Warfare has become increasingly information-driven in recent years – about networks rather than just systems.
This is reflected in the variety of unmanned systems on display in Tuesday’s parade in Beijing, says BBC defence correspondent Jonathan Marcus, “in many ways the ‘poster weapon’ of new-age warfare”.
For China, experts say today’s parade is also a show of strength to the US.
“We have to remember that China’s claims to territory are driving this – and many of these places happen to be claimed by US allies like Japan, and nations in the South China Sea,” says Mr Grevatt.
At its heart is a strategy known as known as “anti-access area denial”.
Our correspondent says it is exemplified by the DF-26 ballistic missile which, fired from land bases, is believed to have the accuracy to strike at the key element of US power projection, the US Navy’s aircraft carriers.
This latest parade also saw the first public display of a newer model – the DF-41 road mobile intercontinental ballistic missile – which Chinese analysts say is able to target any part of the globe.
Weapons expert Alex Neill of International Institute for Strategic Studies says the DF-41 can reportedly carry “a warhead payload of 10 multiple, independently targetable re-entry vehicles (MIRV)”.
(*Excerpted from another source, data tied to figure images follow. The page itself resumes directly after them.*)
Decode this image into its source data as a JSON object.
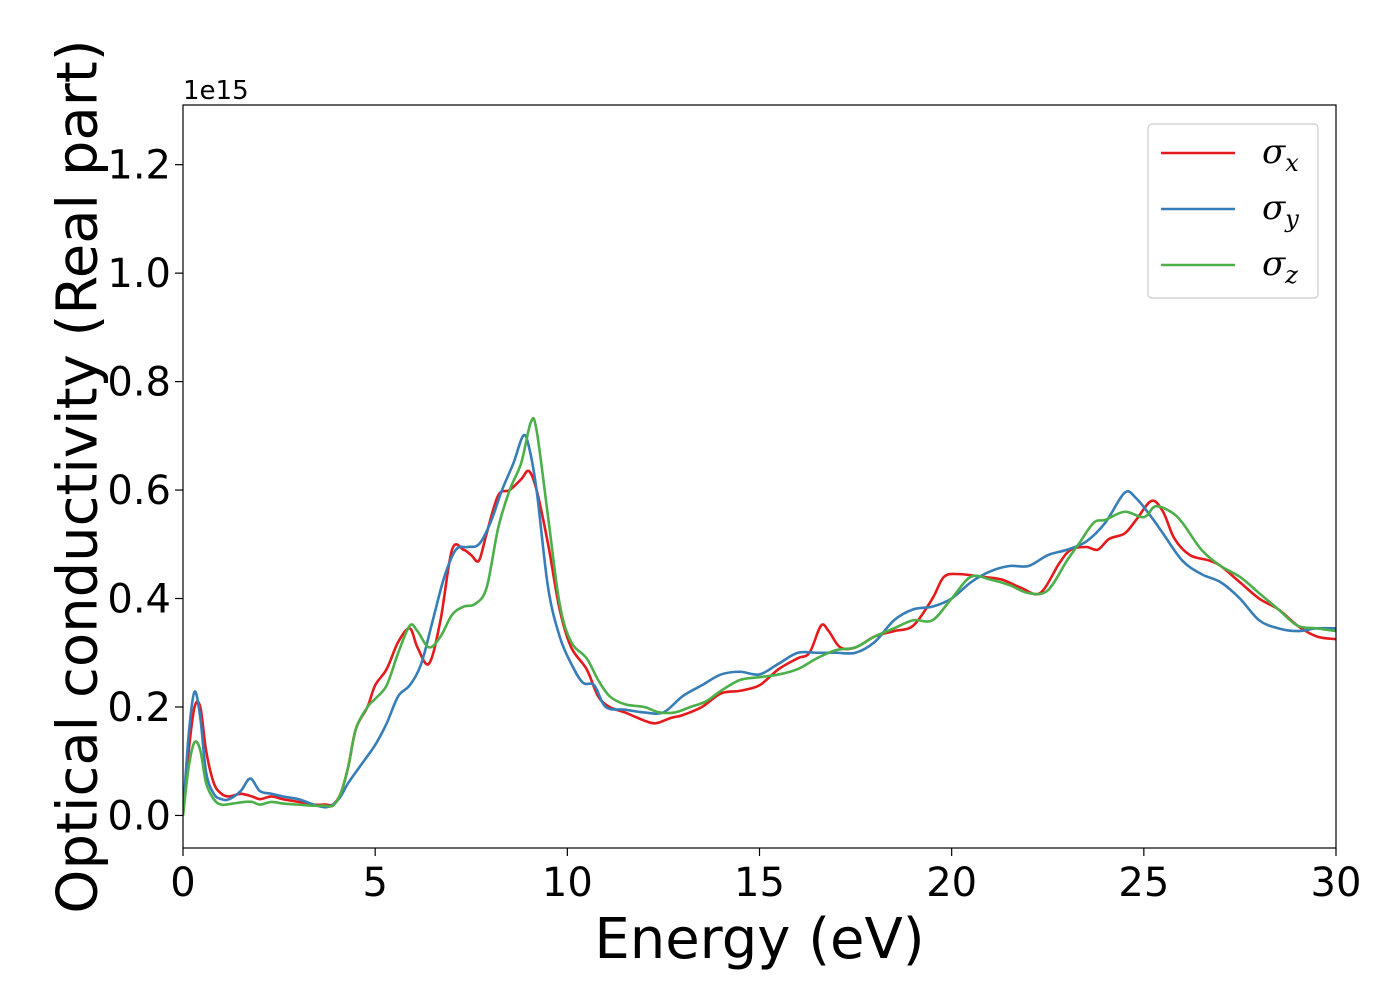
{
  "chart_data": {
    "type": "line",
    "xlabel": "Energy (eV)",
    "ylabel": "Optical conductivity (Real part)",
    "y_offset_text": "1e15",
    "xlim": [
      0,
      30
    ],
    "ylim": [
      -0.06,
      1.31
    ],
    "xticks": [
      0,
      5,
      10,
      15,
      20,
      25,
      30
    ],
    "yticks": [
      0.0,
      0.2,
      0.4,
      0.6,
      0.8,
      1.0,
      1.2
    ],
    "xtick_labels": [
      "0",
      "5",
      "10",
      "15",
      "20",
      "25",
      "30"
    ],
    "ytick_labels": [
      "0.0",
      "0.2",
      "0.4",
      "0.6",
      "0.8",
      "1.0",
      "1.2"
    ],
    "grid": false,
    "legend_position": "top-right",
    "series": [
      {
        "name": "σx",
        "symbol": "σ",
        "subscript": "x",
        "color": "#e41a1c",
        "x": [
          0,
          0.15,
          0.3,
          0.45,
          0.6,
          0.8,
          1.0,
          1.2,
          1.5,
          1.8,
          2.0,
          2.3,
          2.6,
          3.0,
          3.4,
          3.7,
          3.9,
          4.1,
          4.3,
          4.5,
          4.8,
          5.0,
          5.3,
          5.6,
          5.9,
          6.1,
          6.4,
          6.7,
          7.0,
          7.3,
          7.5,
          7.7,
          7.9,
          8.2,
          8.5,
          8.8,
          9.0,
          9.2,
          9.5,
          9.8,
          10.1,
          10.5,
          10.8,
          11.1,
          11.5,
          12.0,
          12.3,
          12.7,
          13.0,
          13.5,
          14.0,
          14.5,
          15.0,
          15.5,
          16.0,
          16.3,
          16.6,
          16.8,
          17.1,
          17.5,
          18.0,
          18.5,
          19.0,
          19.5,
          19.8,
          20.2,
          20.8,
          21.3,
          21.8,
          22.3,
          22.8,
          23.1,
          23.5,
          23.8,
          24.1,
          24.5,
          24.8,
          25.2,
          25.5,
          25.8,
          26.2,
          26.7,
          27.0,
          27.5,
          28.0,
          28.5,
          29.0,
          29.5,
          30.0
        ],
        "y": [
          0,
          0.12,
          0.2,
          0.2,
          0.12,
          0.06,
          0.04,
          0.035,
          0.04,
          0.035,
          0.03,
          0.035,
          0.03,
          0.025,
          0.02,
          0.02,
          0.02,
          0.04,
          0.09,
          0.16,
          0.2,
          0.24,
          0.27,
          0.32,
          0.345,
          0.31,
          0.28,
          0.36,
          0.49,
          0.49,
          0.48,
          0.47,
          0.52,
          0.59,
          0.6,
          0.62,
          0.635,
          0.6,
          0.5,
          0.38,
          0.31,
          0.27,
          0.22,
          0.2,
          0.19,
          0.175,
          0.17,
          0.18,
          0.185,
          0.2,
          0.225,
          0.23,
          0.24,
          0.27,
          0.29,
          0.3,
          0.35,
          0.34,
          0.31,
          0.31,
          0.33,
          0.34,
          0.35,
          0.4,
          0.44,
          0.445,
          0.44,
          0.435,
          0.42,
          0.41,
          0.465,
          0.49,
          0.495,
          0.49,
          0.51,
          0.52,
          0.545,
          0.58,
          0.56,
          0.51,
          0.48,
          0.47,
          0.46,
          0.43,
          0.4,
          0.38,
          0.35,
          0.33,
          0.325
        ]
      },
      {
        "name": "σy",
        "symbol": "σ",
        "subscript": "y",
        "color": "#377eb8",
        "x": [
          0,
          0.15,
          0.3,
          0.45,
          0.6,
          0.8,
          1.0,
          1.2,
          1.5,
          1.75,
          2.0,
          2.3,
          2.6,
          3.0,
          3.4,
          3.7,
          3.9,
          4.1,
          4.3,
          4.6,
          5.0,
          5.3,
          5.6,
          5.9,
          6.2,
          6.5,
          6.8,
          7.1,
          7.4,
          7.7,
          8.0,
          8.3,
          8.6,
          8.85,
          9.0,
          9.2,
          9.5,
          9.8,
          10.1,
          10.4,
          10.7,
          11.0,
          11.5,
          12.0,
          12.5,
          13.0,
          13.5,
          14.0,
          14.5,
          15.0,
          15.5,
          16.0,
          16.5,
          17.0,
          17.5,
          18.0,
          18.5,
          19.0,
          19.5,
          20.0,
          20.5,
          21.0,
          21.5,
          22.0,
          22.5,
          23.0,
          23.5,
          24.0,
          24.5,
          24.8,
          25.2,
          25.5,
          26.0,
          26.5,
          27.0,
          27.5,
          28.0,
          28.5,
          29.0,
          29.5,
          30.0
        ],
        "y": [
          0,
          0.15,
          0.228,
          0.18,
          0.08,
          0.04,
          0.03,
          0.03,
          0.045,
          0.068,
          0.045,
          0.04,
          0.035,
          0.03,
          0.02,
          0.015,
          0.02,
          0.035,
          0.06,
          0.09,
          0.13,
          0.17,
          0.22,
          0.24,
          0.28,
          0.36,
          0.44,
          0.49,
          0.495,
          0.5,
          0.54,
          0.6,
          0.65,
          0.7,
          0.68,
          0.6,
          0.42,
          0.33,
          0.28,
          0.245,
          0.24,
          0.2,
          0.195,
          0.19,
          0.19,
          0.22,
          0.24,
          0.26,
          0.265,
          0.26,
          0.28,
          0.3,
          0.3,
          0.3,
          0.3,
          0.32,
          0.36,
          0.38,
          0.385,
          0.4,
          0.43,
          0.45,
          0.46,
          0.46,
          0.48,
          0.49,
          0.505,
          0.54,
          0.595,
          0.585,
          0.55,
          0.52,
          0.47,
          0.445,
          0.43,
          0.4,
          0.36,
          0.345,
          0.34,
          0.345,
          0.345
        ]
      },
      {
        "name": "σz",
        "symbol": "σ",
        "subscript": "z",
        "color": "#4daf4a",
        "x": [
          0,
          0.15,
          0.3,
          0.45,
          0.6,
          0.8,
          1.0,
          1.3,
          1.6,
          1.8,
          2.0,
          2.3,
          2.6,
          3.0,
          3.4,
          3.7,
          3.9,
          4.1,
          4.3,
          4.5,
          4.8,
          5.0,
          5.3,
          5.6,
          5.9,
          6.1,
          6.4,
          6.7,
          7.0,
          7.3,
          7.6,
          7.9,
          8.2,
          8.5,
          8.8,
          9.05,
          9.2,
          9.5,
          9.8,
          10.1,
          10.5,
          10.8,
          11.1,
          11.5,
          12.0,
          12.4,
          12.8,
          13.2,
          13.6,
          14.0,
          14.5,
          15.0,
          15.5,
          16.0,
          16.5,
          17.0,
          17.5,
          18.0,
          18.5,
          19.0,
          19.5,
          20.0,
          20.5,
          21.0,
          21.5,
          22.0,
          22.5,
          23.0,
          23.3,
          23.7,
          24.0,
          24.5,
          25.0,
          25.3,
          25.7,
          26.0,
          26.5,
          27.0,
          27.5,
          28.0,
          28.5,
          29.0,
          29.5,
          30.0
        ],
        "y": [
          0,
          0.09,
          0.135,
          0.12,
          0.06,
          0.03,
          0.02,
          0.022,
          0.025,
          0.025,
          0.02,
          0.025,
          0.022,
          0.02,
          0.018,
          0.018,
          0.018,
          0.04,
          0.09,
          0.16,
          0.2,
          0.215,
          0.24,
          0.3,
          0.35,
          0.34,
          0.31,
          0.33,
          0.37,
          0.385,
          0.39,
          0.42,
          0.53,
          0.6,
          0.65,
          0.725,
          0.71,
          0.55,
          0.39,
          0.32,
          0.29,
          0.25,
          0.22,
          0.205,
          0.2,
          0.19,
          0.19,
          0.2,
          0.21,
          0.23,
          0.25,
          0.255,
          0.26,
          0.27,
          0.29,
          0.305,
          0.31,
          0.33,
          0.345,
          0.36,
          0.36,
          0.4,
          0.44,
          0.435,
          0.425,
          0.41,
          0.415,
          0.47,
          0.5,
          0.54,
          0.545,
          0.56,
          0.55,
          0.57,
          0.56,
          0.54,
          0.49,
          0.46,
          0.44,
          0.41,
          0.38,
          0.35,
          0.345,
          0.34
        ]
      }
    ]
  }
}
He adds: “A MIRV warhead can be guided towards a specific target, so one could potentially hit 10 different targets over a wide area.”
China knows that its forces are now very much the benchmark against which the US is re-building its capabilities, says our correspondent, after decades of focusing on counter-insurgency operations in places like Afghanistan and Iraq.
China is responding by developing its own forces, extending their reach and sophistication.